Quando 80% dos médicos de grandes hospitais de Lisboa e do Porto se declaram objectores de consciência contra o aborto legal - revelando uma estranha e clara dessintonia entre a classe médica e a sociedade como um todo -, o Governo tem de tomar algumas atitudes, se se quiser pôr em prática a vontade expressa nas urnas.
Deve estabelecer com rigor quais os serviços públicos de saúde em condições de realizar o que as utentes do SNS requererem, verificar as incapacidades e encontrar alternativas. E tem também de fiscalizar as objecções apresentadas, para que não desaguem em negócio privado.
Depois de ter pedido ao povo que se pronunciasse, é obrigação do Estado impedir que uma qualquer classe profissional capture e desvirtue na prática o alcance da sua vontade.

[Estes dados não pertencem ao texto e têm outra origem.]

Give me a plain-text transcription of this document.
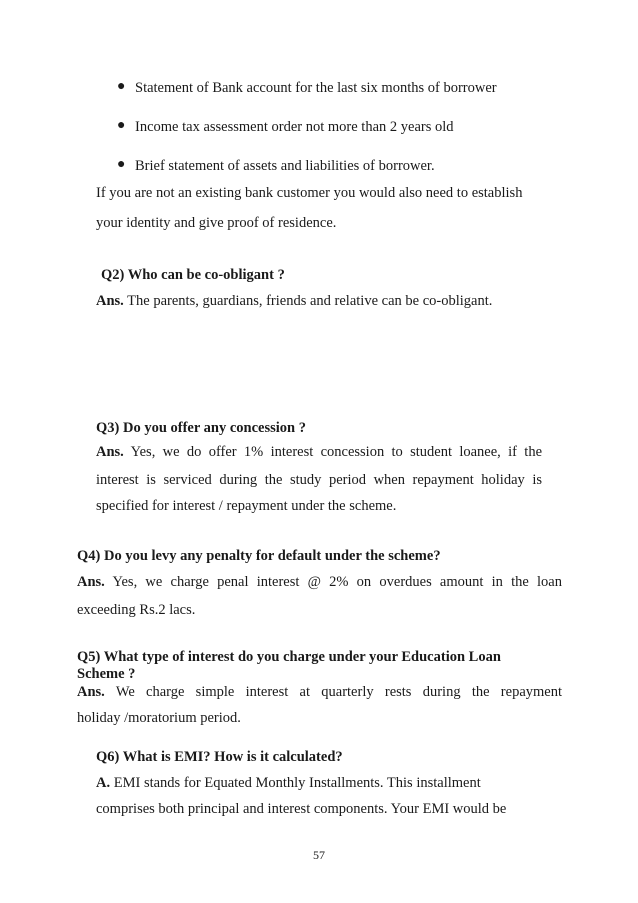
● Statement of Bank account for the last six months of borrower
● Income tax assessment order not more than 2 years old
● Brief statement of assets and liabilities of borrower.
If you are not an existing bank customer you would also need to establish
your identity and give proof of residence.
Q2) Who can be co-obligant ?
Ans. The parents, guardians, friends and relative can be co-obligant.
Q3) Do you offer any concession ?
Ans. Yes, we do offer 1% interest concession to student loanee, if the
interest is serviced during the study period when repayment holiday is
specified for interest / repayment under the scheme.
Q4) Do you levy any penalty for default under the scheme?
Ans. Yes, we charge penal interest @ 2% on overdues amount in the loan
exceeding Rs.2 lacs.
Q5) What type of interest do you charge under your Education Loan
Scheme ?
Ans. We charge simple interest at quarterly rests during the repayment
holiday /moratorium period.
Q6) What is EMI? How is it calculated?
A. EMI stands for Equated Monthly Installments. This installment
comprises both principal and interest components. Your EMI would be
57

Esta surpreendente reacção dos médicos tem como primeira consequência fazer com que os hospitais tenham decidido aceitar apenas mulheres nas suas áreas de residência - o que põe em risco o direito à reserva e ao anonimato, sobretudo nas terras pequenas.
É preciso ter em conta que o que se diz já sobre este assunto se baseia em dados parciais de grandes hospitais centrais do SNS.
Não queria falar de coisas chatas no dia de hoje, mas é necessário e penso que bastante útil.
É um facto curioso que, na democracia actual, a esfera de liberdade que cada um possui – ou devia possuir – seja todos os dias exposta e invadida por aquilo que se chama vontade comum. É esta a fronteira entre o Estado de Direito e a democracia. O poder popular pode sobrepor-se à verdade e justiça, mesmo que injusta ou erradamente.
O editorial do público aqui representado, do Diário de Notícias de 9 de Junho, demonstra esta dicotomia.
Há uma lei que permite a objecção de consciência. E há o direito – que a meu ver é natural – de qualquer um usar a objecção de consciência.
E não penso que um médico esteja a cometer um crime ao usá-la, contra a opinião popular. Neste caso até penso que seja o contrário. Os médicos tem a missão e o objectivo de criar, de salvar e manter vidas. Para morrer não é necessário ter um médico.
Mas mais triste e, a meu ver, bastante contraditório, é que o direito à objecção de consciência – que até vem consagrado na constituição – pode ser invocado na guerra, ou seja, qualquer cidadão que, estando sujeito a obrigações militares não as pretende cumprir por convicção de que, por razões de ordem religiosa, moral, humanística ou filosófica, não lhe é legítimo usar de meios violentos de qualquer natureza, contra o seu semelhante, quer se trate de defesa nacional, colectiva ou pessoal pode fazê-lo.
Ora assim sendo, e segundo (me parecer ser) a opinião do editor do jornal, devia então obrigar-se os médicos a sacrificar crianças, num país em que estas fazem bastante falta. No entanto, no mesmo país, qualquer um tem o direito de se negar a defender a sua pátria através da objecção de consciência.
Mais uma vez a pátria fica esquecida por aqueles que nela habitam. E manifestam-no logo no dia anterior à sua festa.
Que se faça uma homenagem a todos aqueles que por Portugal se bateram e que nem sempre foram bem tratados no nosso país.